Basically, take every negative gamer stereotype – every negative ‘-ism’ – stack it up in a single online chat room, and squeeze the whole mess down a wire and into your comfortable white earbuds. I should have known what was coming just by how many participants were using anime characters as their profile icons, but I ignored the signs.
It reminded me I was lucky; virtually every group I’ve been a part of, including the all-white-cis-male yet polite and respectful college Star Wars group (which high character I attribute largely to our excellent GM) – has made it hard for me to really understand how bad the worst representatives of my hobby can be.
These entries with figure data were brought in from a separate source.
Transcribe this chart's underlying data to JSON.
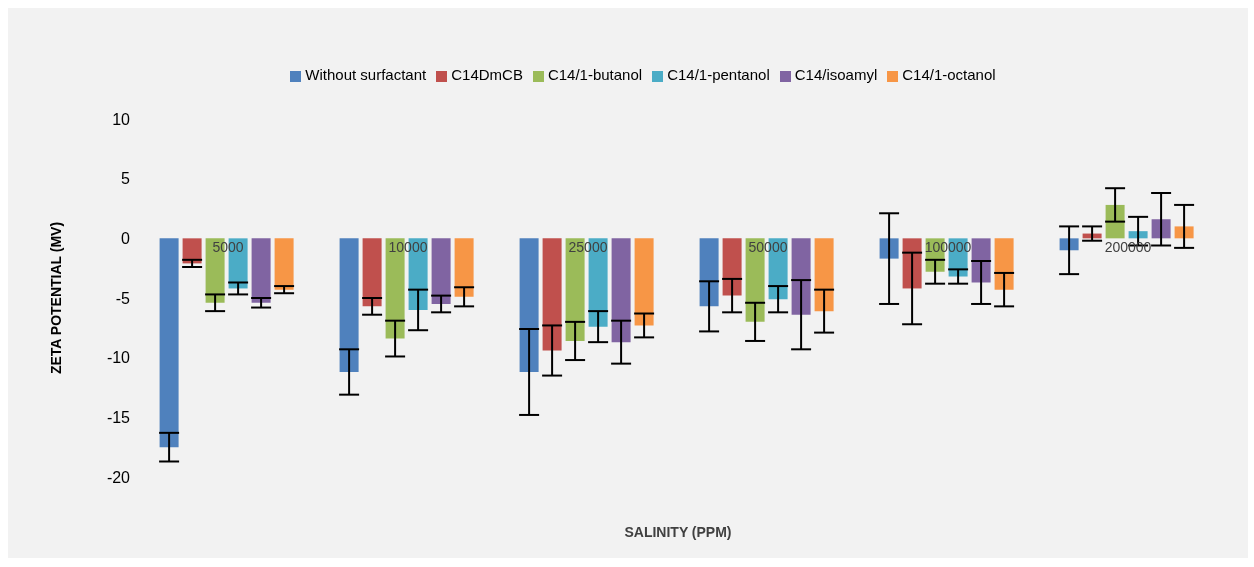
{
  "chart_data": {
    "type": "bar",
    "xlabel": "SALINITY (PPM)",
    "ylabel": "ZETA POTENTIAL (MV)",
    "categories": [
      "5000",
      "10000",
      "25000",
      "50000",
      "100000",
      "200000"
    ],
    "series": [
      {
        "name": "Without surfactant",
        "color": "#4f81bd",
        "values": [
          -17.5,
          -11.2,
          -11.2,
          -5.7,
          -1.7,
          -1.0
        ],
        "errors": [
          1.2,
          1.9,
          3.6,
          2.1,
          3.8,
          2.0
        ]
      },
      {
        "name": "C14DmCB",
        "color": "#c0504d",
        "values": [
          -2.1,
          -5.7,
          -9.4,
          -4.8,
          -4.2,
          0.4
        ],
        "errors": [
          0.3,
          0.7,
          2.1,
          1.4,
          3.0,
          0.6
        ]
      },
      {
        "name": "C14/1-butanol",
        "color": "#9bbb59",
        "values": [
          -5.4,
          -8.4,
          -8.6,
          -7.0,
          -2.8,
          2.8
        ],
        "errors": [
          0.7,
          1.5,
          1.6,
          1.6,
          1.0,
          1.4
        ]
      },
      {
        "name": "C14/1-pentanol",
        "color": "#4bacc6",
        "values": [
          -4.2,
          -6.0,
          -7.4,
          -5.1,
          -3.2,
          0.6
        ],
        "errors": [
          0.5,
          1.7,
          1.3,
          1.1,
          0.6,
          1.2
        ]
      },
      {
        "name": "C14/isoamyl",
        "color": "#8064a2",
        "values": [
          -5.4,
          -5.5,
          -8.7,
          -6.4,
          -3.7,
          1.6
        ],
        "errors": [
          0.4,
          0.7,
          1.8,
          2.9,
          1.8,
          2.2
        ]
      },
      {
        "name": "C14/1-octanol",
        "color": "#f79646",
        "values": [
          -4.3,
          -4.9,
          -7.3,
          -6.1,
          -4.3,
          1.0
        ],
        "errors": [
          0.3,
          0.8,
          1.0,
          1.8,
          1.4,
          1.8
        ]
      }
    ],
    "ylim": [
      -20,
      10
    ],
    "yticks": [
      -20,
      -15,
      -10,
      -5,
      0,
      5,
      10
    ],
    "grid": false,
    "legend": "top"
  }
}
It also demonstrated (again, as though I needed proof) that I am privileged, because no matter how terrible the table talk got, I never felt threatened. I never worried I might become the target of the group’s verbal abuse, because there was literally no version of The Other that could make me a target. I was safe and, in this context and with these kinds of people, I would always be safe in ways that so many of my friends would not.
It made me nauseous.
I left, of course, and spent time in the days after talking with the group organizer(s) and a couple of the players about why I left, and I honestly think the talking did some good, and will change the culture in that group, even if I never go back (which I certainly won’t).
And maybe that matters. Maybe it changes something, somewhere, and may make someone else’s life a little less terrible. I hope so.
In the meantime, I’m writing this to say thank you to everyone who’s made me lucky; who’s helped an ignorant white farm boy from the very middle of Middle America open his mind a little and love Difference – love the strange and unfamiliar and uncomfortable Other.
You’ve made my world better, and I promise I’ll keep trying to do the same for you.
All these games, fighting monsters.
It’s really time to apply what we’ve learned.